“How are you doing?” I’ve been asked that question countless times since my son went to be with the Lord. I never really know how to answer it. While at that exact moment I might be doing okay, it’s possible that 15 minutes prior I was so overwhelmed with sorrow that I could barely stand. It’s possible that 15 minutes in the future I’ll be reveling in the joy of knowing my son is safely home in heaven. I can go from joy to sorrow and back again in moments. How am I doing? Most of the time I don’t even know. And if I myself don’t know, what hope do I have of expressing it to anyone else?
I’ve found help in a proverb that addresses my inability and perhaps my frustration with that inability. Proverbs 14:10 says, “The heart knows its own bitterness, and no stranger shares its joy.” I take that to mean that some sorrow is so bitter, so painful, so deep, that it simply cannot be expressed to anyone else. Sometimes there are, quite literally, no words. We can press into the proverb a little more to consider why this is. It must be because the one experiencing the sorrow cannot articulate his grief even to himself. It’s the heart that knows its own bitterness, not the mind, not the tongue. This grief is lodged deep in the soul, inexpressible by mind or mouth.
Though I am a writer by trade, though words are my currency, I still lack the ability to express the deep sorrow of losing a child. How could I express the anguish of watching the body of my firstborn be lowered into the cold ground, the agony of choosing the words that will be carved onto his gravestone, the torment of knowing that behind his still-closed bedroom door is all that evidence of a life lived and lost? Truly, the sorrow is not only beyond description but also beyond my own comprehension.
Yet I’m confident there is one who understands what I cannot. God reveals himself as the good Father who searches and knows the deepest recesses of my heart. His Son is the very Man of Sorrows who is intimately acquainted with grief and who can sympathize with me in my every weakness. Through it all, his Spirit intercedes with groanings too deep to utter, too deep for words. I’ve found special comfort in these, the Spirit’s groanings, for I myself have often been able to do little more than that. My prayers have often been devoid of words, yet full of meaning. Sometimes the best I can say is, “God! God! You know.” It’s a blessing to have the assurance that “when we cannot find words in which to express our prayer and can do no better than make inarticulate sounds, the Spirit takes those sounds and makes them into effective intercession” (Leon Morris).
The heart knows its own sorrow, its own bitterness. But sorrow has not been my only experience.
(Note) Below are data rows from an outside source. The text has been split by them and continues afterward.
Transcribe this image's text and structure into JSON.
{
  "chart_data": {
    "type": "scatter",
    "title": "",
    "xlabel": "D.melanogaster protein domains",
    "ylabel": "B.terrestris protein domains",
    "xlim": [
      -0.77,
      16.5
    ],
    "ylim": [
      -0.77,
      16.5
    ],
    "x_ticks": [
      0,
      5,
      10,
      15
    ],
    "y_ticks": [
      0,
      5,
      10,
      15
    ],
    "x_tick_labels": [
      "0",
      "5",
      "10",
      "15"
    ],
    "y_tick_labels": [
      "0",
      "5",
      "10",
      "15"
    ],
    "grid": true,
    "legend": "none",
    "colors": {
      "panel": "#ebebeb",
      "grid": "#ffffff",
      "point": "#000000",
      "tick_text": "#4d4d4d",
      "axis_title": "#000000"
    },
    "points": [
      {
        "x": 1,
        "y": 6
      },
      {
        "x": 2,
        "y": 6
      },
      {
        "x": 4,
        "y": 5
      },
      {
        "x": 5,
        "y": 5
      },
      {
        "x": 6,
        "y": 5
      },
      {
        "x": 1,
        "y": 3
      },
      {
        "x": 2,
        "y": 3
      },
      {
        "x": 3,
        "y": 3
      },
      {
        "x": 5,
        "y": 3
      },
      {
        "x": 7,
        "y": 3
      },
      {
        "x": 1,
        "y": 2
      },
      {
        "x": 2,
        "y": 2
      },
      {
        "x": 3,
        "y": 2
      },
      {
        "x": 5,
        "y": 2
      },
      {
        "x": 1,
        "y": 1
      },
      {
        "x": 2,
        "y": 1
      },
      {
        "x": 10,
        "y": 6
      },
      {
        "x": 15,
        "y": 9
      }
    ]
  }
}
Far from it! One of the strange realities of grieving as a Christian is the co-existence of heights of joy alongside the depths of sorrow. They run in parallel, like two streams flowing from a common source and traveling through the same valley, yet never quite touching, never quite emptying into the sea where they become one. The proverb acknowledges this, for it reminds us that what is true of sorrows can also be true of joys, so that just as I can’t adequately describe the sadness, I also can’t adequately describe the happiness. How could I express my delight in knowing that Nick is in the presence of God, my pride that he finished his race well, my pleasure in hearing so many people describe his kind deeds and godly character? Both the laughter and the tears are beyond my ability to describe, not just to you, but even to myself.
The reality, of course, is that while the streams of joy and sorrow do run in parallel, they are not identical. The stream of joy is perhaps more like a gentle brook while the stream of sorrow is like a raging river. It is sorrow, not joy, that threatens to overwhelm me, to pull me in and drag me under. And it’s in this dichotomy that Spurgeon has proved helpful, for he once preached a sermon on Proverbs 14:10. He pointed out that, as Christians, God has promised that joys will attend our sorrows, for “the deeper the waters, the higher our ark mounts towards Heaven. The darker the night, the more we prize our lamp. We have learned to sing in the dark with the thorn at our breast.”
And so I press on, singing in the dark, with the lamp of the Lord illuminating the way. Despite the pain, despite the sorrow, despite the loss, my life goes on. It must go on. I haven’t received an exemption clause that frees me from what God has called me to. I am still a parent, still a husband, still an elder, still a friend, still a neighbor. While Nick may have been taken, I have been left. While his race may be complete, mine continues. This loss has scarred me, but it does not define me. Life must still be lived. Songs must still be sung.